I chose port 8443 instead of 443 because I already had other services using 443 on the same machine. Tailscale Funnel supports 443, 8443, and 10000.

What Worked

Once everything was running, I could access my LLM APIs from anywhere:

curl https://llm-server.tail[xxxxx].ts.net:8443/ollama/api/generate \
  -d '{"model": "llama2", "prompt": "Why is the sky blue?"}'

This worked from my phone, my laptop at a coffee shop, and even from a friend's network when I was testing cross-network behavior. No VPN connection required on the client side—just a public HTTPS URL.

TLS certificates were handled automatically by Tailscale. I didn't touch Let's Encrypt, didn't configure cert renewal, didn't deal with DNS challenges. It just worked.

The reverse proxy layer (Caddy) let me route different paths to different services without exposing raw ports. I could add more LLM backends or switch models without changing the public URL structure.

What Didn't Work

My first attempt used Caddy inside Docker with bridge networking. This failed because Caddy couldn't reach localhost:11434—it was isolated in its own network namespace. I had to switch to network_mode: host.

I initially tried running Tailscale inside a Docker container using tailscale/tailscale. This was a mistake. Funnel requires direct control over the Tailscale daemon, and the containerized version doesn't support tailscale serve or tailscale funnel commands properly. I had to install Tailscale on the host VM.

I also tried using Funnel on port 443 directly, but that conflicted with another service I had running. Moving to 8443 fixed it, but it means I have to specify the port in my URLs. Not ideal, but acceptable.

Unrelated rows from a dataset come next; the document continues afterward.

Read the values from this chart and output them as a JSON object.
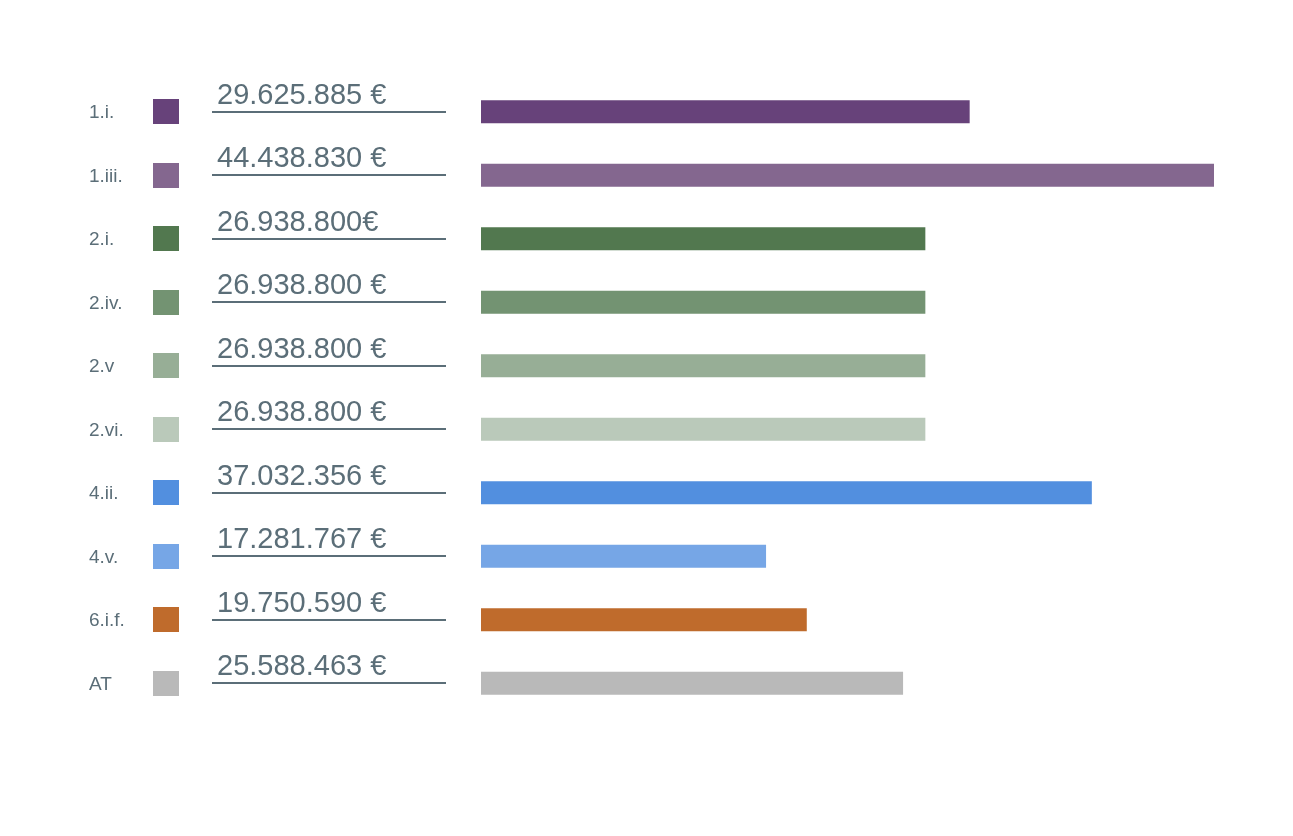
{
  "chart_data": {
    "type": "bar",
    "orientation": "horizontal",
    "categories": [
      "1.i.",
      "1.iii.",
      "2.i.",
      "2.iv.",
      "2.v",
      "2.vi.",
      "4.ii.",
      "4.v.",
      "6.i.f.",
      "AT"
    ],
    "values": [
      29625885,
      44438830,
      26938800,
      26938800,
      26938800,
      26938800,
      37032356,
      17281767,
      19750590,
      25588463
    ],
    "colors": [
      "#67427a",
      "#84678f",
      "#52784f",
      "#739372",
      "#97ae96",
      "#bac9ba",
      "#528fdf",
      "#76a6e6",
      "#bf6b2c",
      "#b9b9b9"
    ],
    "value_labels": [
      "29.625.885 €",
      "44.438.830 €",
      "26.938.800€",
      "26.938.800 €",
      "26.938.800 €",
      "26.938.800 €",
      "37.032.356 €",
      "17.281.767 €",
      "19.750.590 €",
      "25.588.463 €"
    ]
  }
}
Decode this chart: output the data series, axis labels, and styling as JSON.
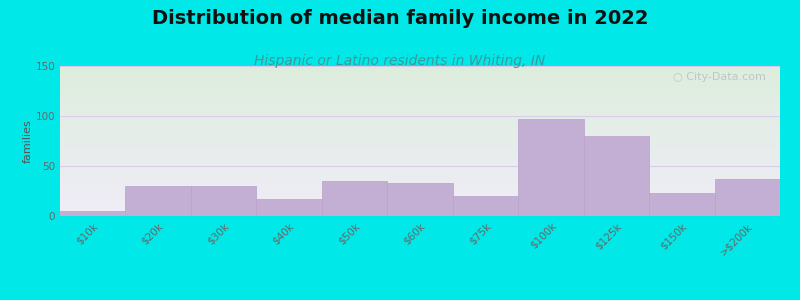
{
  "title": "Distribution of median family income in 2022",
  "subtitle": "Hispanic or Latino residents in Whiting, IN",
  "categories": [
    "$10k",
    "$20k",
    "$30k",
    "$40k",
    "$50k",
    "$60k",
    "$75k",
    "$100k",
    "$125k",
    "$150k",
    ">$200k"
  ],
  "values": [
    5,
    30,
    30,
    17,
    35,
    33,
    20,
    97,
    80,
    23,
    37
  ],
  "bar_color": "#c4afd4",
  "bar_edge_color": "#b8a0cc",
  "ylabel": "families",
  "ylim": [
    0,
    150
  ],
  "yticks": [
    0,
    50,
    100,
    150
  ],
  "background_outer": "#00e8e8",
  "background_plot_top_color": "#ddeedd",
  "background_plot_bottom_color": "#f0ecf8",
  "title_fontsize": 14,
  "subtitle_fontsize": 10,
  "subtitle_color": "#3a9a9a",
  "watermark_text": "City-Data.com",
  "watermark_color": "#b8c4c4",
  "grid_color": "#d8cce8",
  "tick_label_color": "#666666",
  "tick_label_fontsize": 7.5,
  "ylabel_fontsize": 8,
  "ylabel_color": "#555555"
}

There's a quirk with Caddy's automatic HTTPS: it tries to provision certificates even when traffic is coming through Tailscale (which already handles TLS). I had to explicitly configure Caddy to listen on HTTP internally and let Tailscale terminate TLS. This took me a while to figure out because the error messages weren't clear.

Key Takeaways

Tailscale Funnel is not a VPN feature—it's a way to expose specific services to the public internet without opening firewall ports. This distinction matters. Your LLM APIs become publicly accessible, so you need authentication at the application layer.

Running Tailscale on the host (not in Docker) is essential for Funnel to work. The tailscale serve and tailscale funnel commands need direct daemon access.

Caddy is a good match for this setup because it handles TLS automatically and has a simple config syntax. But you have to be careful about network modes in Docker. Host networking is the easiest path.

This setup works well for personal use or small teams. I wouldn't use it for production workloads with strict SLAs, but for accessing my own LLM APIs remotely, it's perfect. No monthly VPS costs, no tunneling services, no firewall rules to maintain.

If you're already using Tailscale for your homelab, Funnel + Caddy is a clean way to selectively expose services without the usual infrastructure overhead.